This acquisition brings together the best-in-class hybrid cloud providers and will enable companies to securely move all business applications to the cloud. Upon closing of the acquisition, Red Hat will join IBM's Hybrid Cloud team as a distinct unit, preserving the independence and neutrality of Red Hat's open source development heritage and commitment, current product portfolio and go-to-market strategy, and unique development culture.
Powered by IBM, Red Hat can dramatically scale and accelerate what we are doing today. The independence IBM has committed to will allow Red Hat to continue building the broad ecosystem that enables customer choice and has been integral to open source's success in the enterprise. We will continue to focus on the success of our customers. We will continue to nurture our relationships with partners. Collaboration, transparency, participation, and meritocracy – these values make us Red Hat and they are not changing. In fact, I hope we will help bring this culture across all of IBM. Together we can.
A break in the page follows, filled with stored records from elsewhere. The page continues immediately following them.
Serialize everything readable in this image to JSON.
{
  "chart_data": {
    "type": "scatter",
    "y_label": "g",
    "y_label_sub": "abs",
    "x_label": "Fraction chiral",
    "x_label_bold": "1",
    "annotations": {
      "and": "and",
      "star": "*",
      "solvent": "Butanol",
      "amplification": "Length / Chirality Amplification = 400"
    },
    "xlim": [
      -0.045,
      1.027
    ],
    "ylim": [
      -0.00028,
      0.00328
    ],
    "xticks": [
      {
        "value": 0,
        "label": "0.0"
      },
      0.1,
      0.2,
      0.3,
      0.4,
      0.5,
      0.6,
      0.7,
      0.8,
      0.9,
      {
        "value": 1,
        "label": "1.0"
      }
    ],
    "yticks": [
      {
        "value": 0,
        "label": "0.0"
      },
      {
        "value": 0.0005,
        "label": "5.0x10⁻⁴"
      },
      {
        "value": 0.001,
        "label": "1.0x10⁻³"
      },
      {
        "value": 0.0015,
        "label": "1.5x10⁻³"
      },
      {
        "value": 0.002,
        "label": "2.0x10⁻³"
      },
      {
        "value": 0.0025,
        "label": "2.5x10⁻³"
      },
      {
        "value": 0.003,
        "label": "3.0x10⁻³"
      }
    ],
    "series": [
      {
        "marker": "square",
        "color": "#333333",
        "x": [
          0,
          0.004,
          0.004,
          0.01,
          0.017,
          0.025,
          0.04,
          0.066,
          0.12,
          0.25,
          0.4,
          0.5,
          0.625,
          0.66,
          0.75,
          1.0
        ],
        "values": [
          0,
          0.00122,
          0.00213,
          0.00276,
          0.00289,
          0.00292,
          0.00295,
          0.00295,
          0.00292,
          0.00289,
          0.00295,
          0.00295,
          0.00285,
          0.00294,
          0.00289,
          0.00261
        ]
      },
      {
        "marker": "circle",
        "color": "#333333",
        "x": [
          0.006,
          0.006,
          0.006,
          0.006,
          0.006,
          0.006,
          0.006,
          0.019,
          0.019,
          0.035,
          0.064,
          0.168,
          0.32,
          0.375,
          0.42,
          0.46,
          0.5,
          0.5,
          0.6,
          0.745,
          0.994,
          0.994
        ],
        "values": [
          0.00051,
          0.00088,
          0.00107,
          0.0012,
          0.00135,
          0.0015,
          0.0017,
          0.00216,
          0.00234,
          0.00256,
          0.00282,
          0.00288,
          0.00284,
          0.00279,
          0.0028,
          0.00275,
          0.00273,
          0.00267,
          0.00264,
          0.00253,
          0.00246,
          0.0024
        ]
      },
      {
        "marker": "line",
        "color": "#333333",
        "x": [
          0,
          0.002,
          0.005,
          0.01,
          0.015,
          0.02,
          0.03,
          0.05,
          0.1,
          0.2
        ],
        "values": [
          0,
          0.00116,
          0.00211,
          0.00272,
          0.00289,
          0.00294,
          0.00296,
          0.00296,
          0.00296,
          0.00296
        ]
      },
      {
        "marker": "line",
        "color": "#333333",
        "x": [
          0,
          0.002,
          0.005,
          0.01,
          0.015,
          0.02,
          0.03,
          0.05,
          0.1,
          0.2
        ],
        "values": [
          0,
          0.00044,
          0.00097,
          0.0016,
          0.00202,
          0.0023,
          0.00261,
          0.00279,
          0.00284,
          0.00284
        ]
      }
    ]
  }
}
The largest software transaction in history and it's an open source company. From IBM's first billion dollar investment in open source, to Red Hat's contributions in open source communities and efforts to bring open source into the enterprise, and now, with IBM making a $34 billion investment in Red Hat and the open hybrid cloud - if there was ever any doubt that open source was here to stay, I think this announcement can officially put that argument to rest. And we're just getting started.
This week announced the general availability of Red Hat Enterprise Linux 7.6. The latest version of Red Hat Enterprise Linux 7 brings enhancements designed to address a range of IT challenges, emphasizing security and compliance, management and automation, and Linux container innovations.
The Fedora Project, a Red Hat, Inc. sponsored and community-driven open source collaboration, announced the general availability of Fedora 29, the latest version of the fully open source Fedora operating system. All editions of Fedora 29 are built from a common set of base packages and, as with all new Fedora releases, the packages feature numerous bug fixes and performance tweaks as well as new and enhanced additions.